In a switch up, the Oklahoma Court of Criminal Appeals is now being asked to schedule an execution for a Hurricane Katrina evacuee who fatally shot two men in 2006.

Kendrick Antonio Simpson, 44, was sentenced to death in Oklahoma County District Court in 2007 for both murders. He had relocated to Oklahoma after the hurricane hit New Orleans in 2005.

The last execution in Oklahoma was carried out June 12 at the penitentiary in McAlester. Up next is death row inmate Tremane Wood.

In an Aug. 22 notice, Attorney General Gentner Drummond asked the Court of Criminal Appeals to set Simpson's execution instead. He suggested Oct. 30 for the date.

The switch up came after Wood's attorneys revealed they can no longer represent him because of a conflict.

Wood's new attorneys will presumably be unfamiliar with his case and require time to prepare for clemency proceedings, Drummond told the court.

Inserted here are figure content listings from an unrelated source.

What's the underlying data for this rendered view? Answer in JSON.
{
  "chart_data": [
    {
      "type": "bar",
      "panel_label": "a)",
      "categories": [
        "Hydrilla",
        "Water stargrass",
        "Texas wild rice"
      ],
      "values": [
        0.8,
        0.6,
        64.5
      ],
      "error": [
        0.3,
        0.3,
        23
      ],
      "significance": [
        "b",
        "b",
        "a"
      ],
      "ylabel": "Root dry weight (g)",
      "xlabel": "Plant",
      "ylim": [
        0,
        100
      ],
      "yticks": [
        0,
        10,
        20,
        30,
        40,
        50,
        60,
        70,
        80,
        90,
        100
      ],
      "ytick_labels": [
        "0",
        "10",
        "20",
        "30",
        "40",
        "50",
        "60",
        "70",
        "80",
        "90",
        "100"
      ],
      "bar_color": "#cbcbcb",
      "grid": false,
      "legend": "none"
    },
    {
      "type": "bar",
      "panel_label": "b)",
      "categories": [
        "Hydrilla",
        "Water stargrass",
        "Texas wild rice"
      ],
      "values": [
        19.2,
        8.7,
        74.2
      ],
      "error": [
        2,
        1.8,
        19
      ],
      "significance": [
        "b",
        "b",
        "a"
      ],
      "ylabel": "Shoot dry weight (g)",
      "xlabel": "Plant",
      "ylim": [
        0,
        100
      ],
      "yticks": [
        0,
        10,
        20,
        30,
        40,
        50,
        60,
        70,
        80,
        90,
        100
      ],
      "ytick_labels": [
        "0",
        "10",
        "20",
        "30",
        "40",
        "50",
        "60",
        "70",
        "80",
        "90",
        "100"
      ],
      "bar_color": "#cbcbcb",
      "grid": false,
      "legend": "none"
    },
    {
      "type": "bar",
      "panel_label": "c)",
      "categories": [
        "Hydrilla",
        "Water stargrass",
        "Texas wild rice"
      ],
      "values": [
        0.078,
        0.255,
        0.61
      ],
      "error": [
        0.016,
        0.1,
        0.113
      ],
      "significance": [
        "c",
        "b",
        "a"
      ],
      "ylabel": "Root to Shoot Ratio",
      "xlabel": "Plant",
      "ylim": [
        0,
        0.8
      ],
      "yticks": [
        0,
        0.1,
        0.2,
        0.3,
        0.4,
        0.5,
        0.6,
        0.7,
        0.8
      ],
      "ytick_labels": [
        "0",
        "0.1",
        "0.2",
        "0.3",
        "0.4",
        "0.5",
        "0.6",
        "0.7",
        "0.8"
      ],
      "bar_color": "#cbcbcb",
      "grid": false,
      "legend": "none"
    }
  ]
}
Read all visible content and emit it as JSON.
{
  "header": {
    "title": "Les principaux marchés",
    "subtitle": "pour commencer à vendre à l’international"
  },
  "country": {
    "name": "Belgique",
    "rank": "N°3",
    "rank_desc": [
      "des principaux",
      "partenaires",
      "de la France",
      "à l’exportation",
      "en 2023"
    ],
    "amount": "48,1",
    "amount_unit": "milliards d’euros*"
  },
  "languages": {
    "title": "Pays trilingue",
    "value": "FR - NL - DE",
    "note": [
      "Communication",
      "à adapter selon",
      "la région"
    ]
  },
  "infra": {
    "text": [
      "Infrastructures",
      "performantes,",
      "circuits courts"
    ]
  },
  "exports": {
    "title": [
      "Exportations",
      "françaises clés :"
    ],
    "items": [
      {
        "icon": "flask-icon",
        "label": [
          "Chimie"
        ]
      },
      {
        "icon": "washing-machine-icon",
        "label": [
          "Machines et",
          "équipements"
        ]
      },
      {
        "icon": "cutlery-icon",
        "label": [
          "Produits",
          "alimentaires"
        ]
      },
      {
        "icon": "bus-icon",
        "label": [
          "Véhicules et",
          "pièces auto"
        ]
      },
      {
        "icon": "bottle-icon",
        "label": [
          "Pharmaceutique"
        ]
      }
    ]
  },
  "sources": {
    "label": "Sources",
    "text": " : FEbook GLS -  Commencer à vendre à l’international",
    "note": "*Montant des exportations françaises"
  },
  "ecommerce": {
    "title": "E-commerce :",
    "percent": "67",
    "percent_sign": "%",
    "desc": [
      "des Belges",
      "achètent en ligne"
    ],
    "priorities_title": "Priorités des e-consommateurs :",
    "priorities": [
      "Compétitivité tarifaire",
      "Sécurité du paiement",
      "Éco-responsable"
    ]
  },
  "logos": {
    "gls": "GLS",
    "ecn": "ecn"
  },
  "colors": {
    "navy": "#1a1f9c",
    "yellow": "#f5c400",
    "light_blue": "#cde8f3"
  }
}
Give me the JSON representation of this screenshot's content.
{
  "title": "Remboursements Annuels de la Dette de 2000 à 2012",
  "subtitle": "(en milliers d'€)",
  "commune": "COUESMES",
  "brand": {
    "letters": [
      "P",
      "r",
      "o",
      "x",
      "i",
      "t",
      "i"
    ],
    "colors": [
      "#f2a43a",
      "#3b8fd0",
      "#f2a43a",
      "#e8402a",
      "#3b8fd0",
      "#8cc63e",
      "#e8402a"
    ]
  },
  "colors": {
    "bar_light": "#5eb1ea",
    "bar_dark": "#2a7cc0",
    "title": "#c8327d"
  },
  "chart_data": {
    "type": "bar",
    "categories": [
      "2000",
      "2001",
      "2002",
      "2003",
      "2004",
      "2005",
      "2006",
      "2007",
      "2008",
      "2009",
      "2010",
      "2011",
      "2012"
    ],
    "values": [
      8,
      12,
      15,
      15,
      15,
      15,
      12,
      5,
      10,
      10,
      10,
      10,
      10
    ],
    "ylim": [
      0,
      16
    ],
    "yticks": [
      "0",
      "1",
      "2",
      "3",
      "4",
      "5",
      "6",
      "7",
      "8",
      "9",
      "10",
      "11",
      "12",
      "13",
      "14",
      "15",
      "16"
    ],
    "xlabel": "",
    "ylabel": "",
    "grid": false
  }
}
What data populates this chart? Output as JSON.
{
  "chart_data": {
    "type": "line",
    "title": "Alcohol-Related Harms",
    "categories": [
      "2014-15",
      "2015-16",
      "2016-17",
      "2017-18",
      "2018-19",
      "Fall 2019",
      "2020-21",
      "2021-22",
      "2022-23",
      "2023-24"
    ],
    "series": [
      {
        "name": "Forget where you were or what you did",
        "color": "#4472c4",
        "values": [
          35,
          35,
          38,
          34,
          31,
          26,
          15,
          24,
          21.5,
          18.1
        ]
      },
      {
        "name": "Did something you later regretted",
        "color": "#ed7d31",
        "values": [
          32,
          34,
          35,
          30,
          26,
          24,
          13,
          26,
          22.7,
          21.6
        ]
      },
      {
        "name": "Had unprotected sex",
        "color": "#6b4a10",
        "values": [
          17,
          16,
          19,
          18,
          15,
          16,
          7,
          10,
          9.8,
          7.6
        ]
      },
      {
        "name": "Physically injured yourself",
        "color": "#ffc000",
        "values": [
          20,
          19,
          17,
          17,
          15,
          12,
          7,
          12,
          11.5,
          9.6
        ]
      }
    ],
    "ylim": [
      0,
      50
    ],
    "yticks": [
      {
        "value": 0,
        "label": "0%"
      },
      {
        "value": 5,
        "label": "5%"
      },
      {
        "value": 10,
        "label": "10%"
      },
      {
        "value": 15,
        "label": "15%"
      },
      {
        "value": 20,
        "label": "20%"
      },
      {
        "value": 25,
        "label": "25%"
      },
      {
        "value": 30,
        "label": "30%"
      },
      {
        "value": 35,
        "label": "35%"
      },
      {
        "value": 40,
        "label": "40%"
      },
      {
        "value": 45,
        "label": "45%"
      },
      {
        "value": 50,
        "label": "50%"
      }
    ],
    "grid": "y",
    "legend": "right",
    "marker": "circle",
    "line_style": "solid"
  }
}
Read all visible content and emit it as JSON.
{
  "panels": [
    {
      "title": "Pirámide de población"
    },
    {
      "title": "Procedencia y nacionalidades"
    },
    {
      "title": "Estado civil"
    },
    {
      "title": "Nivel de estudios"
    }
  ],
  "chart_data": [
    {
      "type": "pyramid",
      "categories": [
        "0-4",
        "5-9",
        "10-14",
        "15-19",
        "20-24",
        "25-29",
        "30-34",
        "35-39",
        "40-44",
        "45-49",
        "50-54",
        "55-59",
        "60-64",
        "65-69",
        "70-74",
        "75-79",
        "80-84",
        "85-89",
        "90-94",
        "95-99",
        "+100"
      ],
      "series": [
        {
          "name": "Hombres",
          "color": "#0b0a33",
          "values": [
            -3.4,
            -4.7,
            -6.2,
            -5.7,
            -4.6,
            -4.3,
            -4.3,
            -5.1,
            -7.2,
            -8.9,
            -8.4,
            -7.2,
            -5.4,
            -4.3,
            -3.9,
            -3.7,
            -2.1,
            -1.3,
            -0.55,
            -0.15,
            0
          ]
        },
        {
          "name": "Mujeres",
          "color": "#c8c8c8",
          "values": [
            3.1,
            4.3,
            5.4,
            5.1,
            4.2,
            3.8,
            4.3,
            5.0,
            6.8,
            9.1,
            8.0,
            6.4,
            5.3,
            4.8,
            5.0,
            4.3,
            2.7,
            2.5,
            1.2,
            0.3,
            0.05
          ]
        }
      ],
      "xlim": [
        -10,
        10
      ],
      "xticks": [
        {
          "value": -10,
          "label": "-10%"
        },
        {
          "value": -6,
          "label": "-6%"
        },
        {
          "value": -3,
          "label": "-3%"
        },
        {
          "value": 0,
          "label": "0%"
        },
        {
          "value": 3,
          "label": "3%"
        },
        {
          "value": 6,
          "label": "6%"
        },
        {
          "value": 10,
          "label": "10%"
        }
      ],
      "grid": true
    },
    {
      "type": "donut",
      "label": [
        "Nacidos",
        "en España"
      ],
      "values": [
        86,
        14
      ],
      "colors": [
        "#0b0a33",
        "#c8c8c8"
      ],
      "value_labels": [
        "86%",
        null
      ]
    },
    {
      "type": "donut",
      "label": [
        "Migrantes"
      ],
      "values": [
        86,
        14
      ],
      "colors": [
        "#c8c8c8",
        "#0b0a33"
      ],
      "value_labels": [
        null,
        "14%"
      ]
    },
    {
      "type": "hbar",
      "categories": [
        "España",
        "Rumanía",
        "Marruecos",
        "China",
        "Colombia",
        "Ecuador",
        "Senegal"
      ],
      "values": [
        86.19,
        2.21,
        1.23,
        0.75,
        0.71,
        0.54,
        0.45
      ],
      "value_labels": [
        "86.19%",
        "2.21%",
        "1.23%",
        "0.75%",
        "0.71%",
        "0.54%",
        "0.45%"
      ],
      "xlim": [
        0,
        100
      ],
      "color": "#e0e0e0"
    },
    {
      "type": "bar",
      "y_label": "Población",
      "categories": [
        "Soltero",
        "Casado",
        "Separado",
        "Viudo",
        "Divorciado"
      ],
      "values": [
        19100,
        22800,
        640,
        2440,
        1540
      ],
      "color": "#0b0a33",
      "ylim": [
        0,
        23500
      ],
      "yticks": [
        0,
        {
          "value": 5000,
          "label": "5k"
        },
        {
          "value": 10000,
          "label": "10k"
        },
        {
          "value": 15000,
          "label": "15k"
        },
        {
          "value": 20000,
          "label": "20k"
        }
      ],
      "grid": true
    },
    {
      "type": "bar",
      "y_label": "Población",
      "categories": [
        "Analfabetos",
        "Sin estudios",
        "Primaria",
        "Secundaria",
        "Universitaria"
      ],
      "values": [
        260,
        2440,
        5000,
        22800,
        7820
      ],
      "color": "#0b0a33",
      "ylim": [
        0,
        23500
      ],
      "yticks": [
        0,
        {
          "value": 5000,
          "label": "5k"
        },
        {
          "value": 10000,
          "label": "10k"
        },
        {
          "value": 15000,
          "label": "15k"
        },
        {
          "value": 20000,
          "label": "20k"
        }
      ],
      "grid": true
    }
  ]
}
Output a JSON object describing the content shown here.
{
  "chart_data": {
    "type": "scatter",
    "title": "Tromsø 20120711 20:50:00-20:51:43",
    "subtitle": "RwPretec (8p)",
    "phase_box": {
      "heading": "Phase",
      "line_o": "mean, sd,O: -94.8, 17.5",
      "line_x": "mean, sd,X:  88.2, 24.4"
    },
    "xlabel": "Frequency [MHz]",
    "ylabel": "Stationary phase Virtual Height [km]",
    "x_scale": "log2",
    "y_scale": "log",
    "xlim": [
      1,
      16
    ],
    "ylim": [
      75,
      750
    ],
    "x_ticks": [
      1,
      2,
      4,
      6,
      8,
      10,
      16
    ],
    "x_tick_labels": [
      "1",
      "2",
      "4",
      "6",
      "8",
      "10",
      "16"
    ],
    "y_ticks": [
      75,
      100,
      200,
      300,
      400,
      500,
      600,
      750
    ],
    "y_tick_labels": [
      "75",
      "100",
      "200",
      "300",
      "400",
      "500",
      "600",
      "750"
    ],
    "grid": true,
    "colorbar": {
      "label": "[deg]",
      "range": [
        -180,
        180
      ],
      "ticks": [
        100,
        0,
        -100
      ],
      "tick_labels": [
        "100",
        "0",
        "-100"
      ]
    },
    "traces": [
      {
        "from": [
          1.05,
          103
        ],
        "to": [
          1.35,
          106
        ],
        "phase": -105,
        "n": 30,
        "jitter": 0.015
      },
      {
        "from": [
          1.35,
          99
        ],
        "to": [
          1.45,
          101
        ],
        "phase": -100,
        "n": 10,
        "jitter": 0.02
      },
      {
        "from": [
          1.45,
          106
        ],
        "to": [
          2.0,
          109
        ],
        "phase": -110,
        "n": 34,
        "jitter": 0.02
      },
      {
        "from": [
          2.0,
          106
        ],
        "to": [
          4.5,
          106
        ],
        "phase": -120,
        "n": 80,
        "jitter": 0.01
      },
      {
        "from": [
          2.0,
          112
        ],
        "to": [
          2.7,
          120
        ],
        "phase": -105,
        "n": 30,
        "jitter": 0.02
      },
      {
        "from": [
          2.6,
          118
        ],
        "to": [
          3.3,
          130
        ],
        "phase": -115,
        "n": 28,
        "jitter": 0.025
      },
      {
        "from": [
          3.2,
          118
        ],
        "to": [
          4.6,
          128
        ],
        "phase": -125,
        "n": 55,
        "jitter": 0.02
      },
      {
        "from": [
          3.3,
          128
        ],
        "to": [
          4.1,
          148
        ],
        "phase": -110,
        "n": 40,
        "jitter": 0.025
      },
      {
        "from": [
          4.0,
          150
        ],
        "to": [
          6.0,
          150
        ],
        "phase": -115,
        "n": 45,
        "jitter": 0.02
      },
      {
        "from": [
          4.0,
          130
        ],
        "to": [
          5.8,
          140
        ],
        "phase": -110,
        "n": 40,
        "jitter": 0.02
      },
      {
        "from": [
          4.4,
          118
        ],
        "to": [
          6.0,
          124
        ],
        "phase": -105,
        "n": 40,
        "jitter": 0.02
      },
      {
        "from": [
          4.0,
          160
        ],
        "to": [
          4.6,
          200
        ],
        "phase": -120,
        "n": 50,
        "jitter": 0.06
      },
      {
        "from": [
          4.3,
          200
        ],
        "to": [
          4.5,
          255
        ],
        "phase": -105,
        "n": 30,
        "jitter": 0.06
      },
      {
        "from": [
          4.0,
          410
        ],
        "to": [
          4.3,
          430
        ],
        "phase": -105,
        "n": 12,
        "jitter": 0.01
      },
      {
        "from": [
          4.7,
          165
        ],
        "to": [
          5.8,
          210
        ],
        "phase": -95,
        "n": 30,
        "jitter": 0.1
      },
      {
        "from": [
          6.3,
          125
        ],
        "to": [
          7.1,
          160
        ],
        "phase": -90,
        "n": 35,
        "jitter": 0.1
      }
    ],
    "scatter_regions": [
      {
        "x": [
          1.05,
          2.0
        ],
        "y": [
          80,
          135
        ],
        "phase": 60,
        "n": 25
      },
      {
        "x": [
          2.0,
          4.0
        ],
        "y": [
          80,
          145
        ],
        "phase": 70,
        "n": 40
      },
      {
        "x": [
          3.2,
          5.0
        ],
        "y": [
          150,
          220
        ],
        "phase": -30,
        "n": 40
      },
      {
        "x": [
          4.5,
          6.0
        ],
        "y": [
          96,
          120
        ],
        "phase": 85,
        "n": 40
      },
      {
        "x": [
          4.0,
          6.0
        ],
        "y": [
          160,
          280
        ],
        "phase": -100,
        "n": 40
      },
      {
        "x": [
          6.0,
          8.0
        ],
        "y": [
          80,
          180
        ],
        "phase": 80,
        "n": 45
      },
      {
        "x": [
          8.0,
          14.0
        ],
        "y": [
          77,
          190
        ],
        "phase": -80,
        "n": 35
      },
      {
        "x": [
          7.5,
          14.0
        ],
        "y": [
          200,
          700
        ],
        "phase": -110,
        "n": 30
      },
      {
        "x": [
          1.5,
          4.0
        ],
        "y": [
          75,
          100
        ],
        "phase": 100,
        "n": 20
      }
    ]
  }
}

Wood's execution has not been set yet by the court. The AG at first asked for Sept. 11. He then asked for the execution to be set in October, four weeks later.

Drummond made the request after the Oklahoma State Bureau of Investigation began looking into accusations about Wood. The accusations have not been made public yet. Wood's attorneys began steps to withdraw from the case after learning of the accusations.

Wood was sentenced to death for the fatal stabbing of a migrant farm worker from Montana during a robbery at an Oklahoma City motel on Jan. 1, 2002.

Wood, 45, was caught with cellphones on May 8, June 26 and June 30, the Oklahoma Department of Corrections has said. On June 26, he was moved back to H Unit, the penitentiary's most restrictive area.

What did Simpson do?

Simpson fired an assault rifle from the front passenger seat of a car at three men in another car after a confrontation early Jan. 16, 2006, inside Fritzi's, a hip hop club in Oklahoma City.

Afterward, he said, "I'm a monster. I just shot the car up," the Court of Criminal Appeals noted in its 2010 opinion upholding his conviction. He added, "They shouldn't play with me like that."

Killed were Glen Palmer, 20, and Anthony Jones, 19.

A former jail cellmate testified for the prosecution at trial that Simpson "had shown no remorse for his actions and had even laughed about the crime and wanted to kill and threaten potential witnesses," according to the opinion.

Simpson does not dispute that he was the shooter. His attorneys plan to ask the Oklahoma Pardon and Parole Board for mercy because of a post-traumatic stress disorder diagnosis.

A Tulane University professor of clinical psychiatry who examined him in 2011 reported the most severe traumatic stress occurred in November 2004 when Simpson was shot five times in a drive-by shooting in New Orleans.

"Then as he recovered from his wounds he lost his neighborhood and social support system to Hurricane Katrina on August 29, 2005," the professor wrote.

Gov. Kevin Stitt has the final say on clemency, but only if the board recommends it. He cannot act if the board doesn't.